Worry burnout: when fretting too much leads to exhaustion

This relatively new term describes anxiety related to the multiple crises the world has been facing, from climate change to the pandemic, war, and inflation.

If you feel you might be suffering from worry burnout, share your feelings with those around you: friends, colleagues, your partner, or family members. (Envato Elements pic)

Do you feel overwhelmed and emotionally exhausted by a state of anxiety that’s not just related to your work? Then you might be suffering from what experts are calling worry burnout.

Worry burnout is a relatively new term that describes a general and overwhelming feeling of anxiety that is closely related to the multiple crises the world has been facing in recent years, from the climate emergency to the pandemic, war, and inflation.
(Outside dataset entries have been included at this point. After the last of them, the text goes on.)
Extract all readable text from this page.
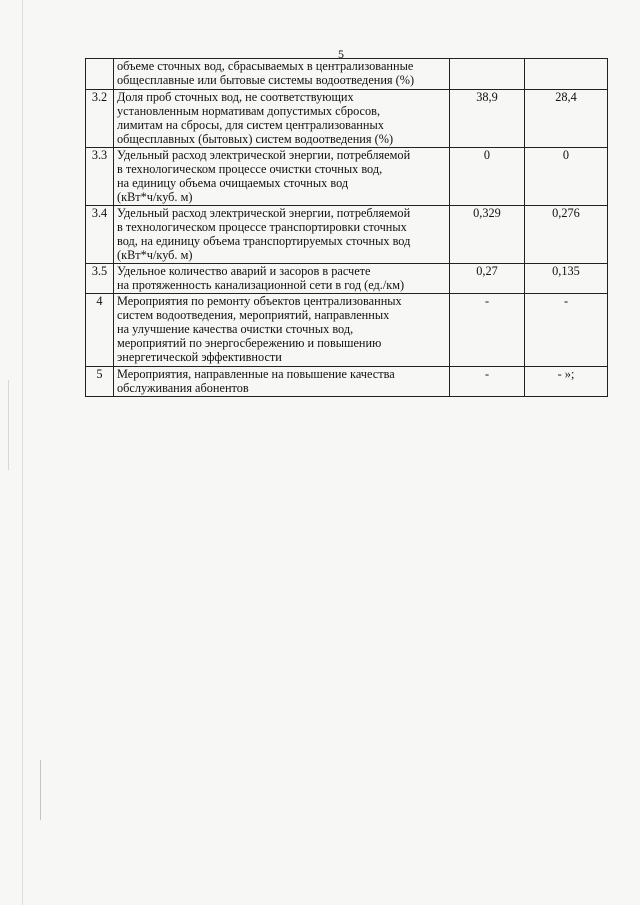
5

	объеме сточных вод, сбрасываемых в централизованные
общесплавные или бытовые системы водоотведения (%)		

3.2	Доля проб сточных вод, не соответствующих
установленным нормативам допустимых сбросов,
лимитам на сбросы, для систем централизованных
общесплавных (бытовых) систем водоотведения (%)	38,9	28,4
3.3	Удельный расход электрической энергии, потребляемой
в технологическом процессе очистки сточных вод,
на единицу объема очищаемых сточных вод
(кВт*ч/куб. м)	0	0
3.4	Удельный расход электрической энергии, потребляемой
в технологическом процессе транспортировки сточных
вод, на единицу объема транспортируемых сточных вод
(кВт*ч/куб. м)	0,329	0,276
3.5	Удельное количество аварий и засоров в расчете
на протяженность канализационной сети в год (ед./км)	0,27	0,135
4	Мероприятия по ремонту объектов централизованных
систем водоотведения, мероприятий, направленных
на улучшение качества очистки сточных вод,
мероприятий по энергосбережению и повышению
энергетической эффективности	-	-
5	Мероприятия, направленные на повышение качества
обслуживания абонентов	-	- »;
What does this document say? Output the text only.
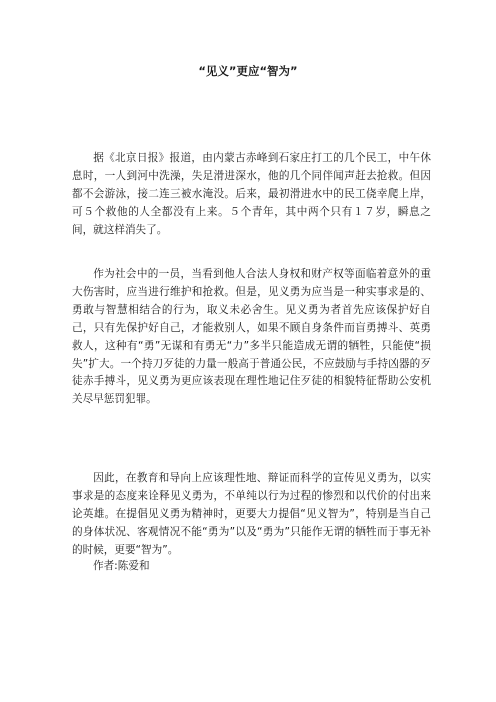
“见义”更应“智为”

据《北京日报》报道，由内蒙古赤峰到石家庄打工的几个民工，中午休息时，一人到河中洗澡，失足滑进深水，他的几个同伴闻声赶去抢救。但因都不会游泳，接二连三被水淹没。后来，最初滑进水中的民工侥幸爬上岸，可５个救他的人全都没有上来。５个青年，其中两个只有１７岁，瞬息之间，就这样消失了。

作为社会中的一员，当看到他人合法人身权和财产权等面临着意外的重大伤害时，应当进行维护和抢救。但是，见义勇为应当是一种实事求是的、勇敢与智慧相结合的行为，取义未必舍生。见义勇为者首先应该保护好自己，只有先保护好自己，才能救别人，如果不顾自身条件而盲勇搏斗、英勇救人，这种有“勇”无谋和有勇无“力”多半只能造成无谓的牺牲，只能使“损失”扩大。一个持刀歹徒的力量一般高于普通公民，不应鼓励与手持凶器的歹徒赤手搏斗，见义勇为更应该表现在理性地记住歹徒的相貌特征帮助公安机关尽早惩罚犯罪。

因此，在教育和导向上应该理性地、辩证而科学的宣传见义勇为，以实事求是的态度来诠释见义勇为，不单纯以行为过程的惨烈和以代价的付出来论英雄。在提倡见义勇为精神时，更要大力提倡“见义智为”，特别是当自己的身体状况、客观情况不能“勇为”以及“勇为”只能作无谓的牺牲而于事无补的时候，更要“智为”。

作者:陈爱和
There are just so many things to worry about!

As its name suggests, this condition has symptoms similar to those of a work-related burnout, except it is rooted outside the work sphere. Symptoms can include irritability, insomnia, digestive problems, loss of motivation, constant fatigue and more.

The signs are numerous and should not be taken lightly if they continue long term, experts warn. The causes, too, can be numerous, and can accumulate to become a significant burden of worry that eventually becomes overwhelming.

Feeling anxious when reading the news is one such example. This could result in an attitude of rejection, wherein people stop following current events entirely. On the contrary, others might fall into an obsessive overconsumption of news.

Not following the news has become so common that it has given rise to another phenomenon, the relief of missing out (ROMO), or the relief of having an event or a news story pass you by.

But worry burnout doesn’t just stem from world events – it can also be fuelled by our personal lives, especially if we accumulate worries at home, in relationships, and/or at work.

And it is all the more difficult to control and prevent, as it can manifest itself without warning, even during moments of joy and relaxation.

‘Worry time’

If you recognise yourself in one or more of these situations and think you might be suffering from worry burnout, the first thing to do is reach out and don’t isolate yourself. Share your feelings with those around you: friends, colleagues, your partner, family members.

You can also seek professional help. More and more mental health experts are offering therapies specifically focused on work-related suffering, post-Covid mental health disorders, and climate anxiety.

Speaking to “Stylist UK”, addiction specialist Martin Preston offers some surprising advice, suggesting that scheduling dedicated “worry time” into your day could be a helpful approach.

That way, “when these anxious thoughts pop up outside of that time, you can mentally hit pause and delay them until later”, he explains.

Day to day, worry burnout could be eased by trying meditation, exercise, or keeping a journal in which you write down your emotions, whether positive or negative.

Regular contact with nature is also an excellent way to reduce stress – in fact, in some countries, doctors even prescribe nature baths to their patients!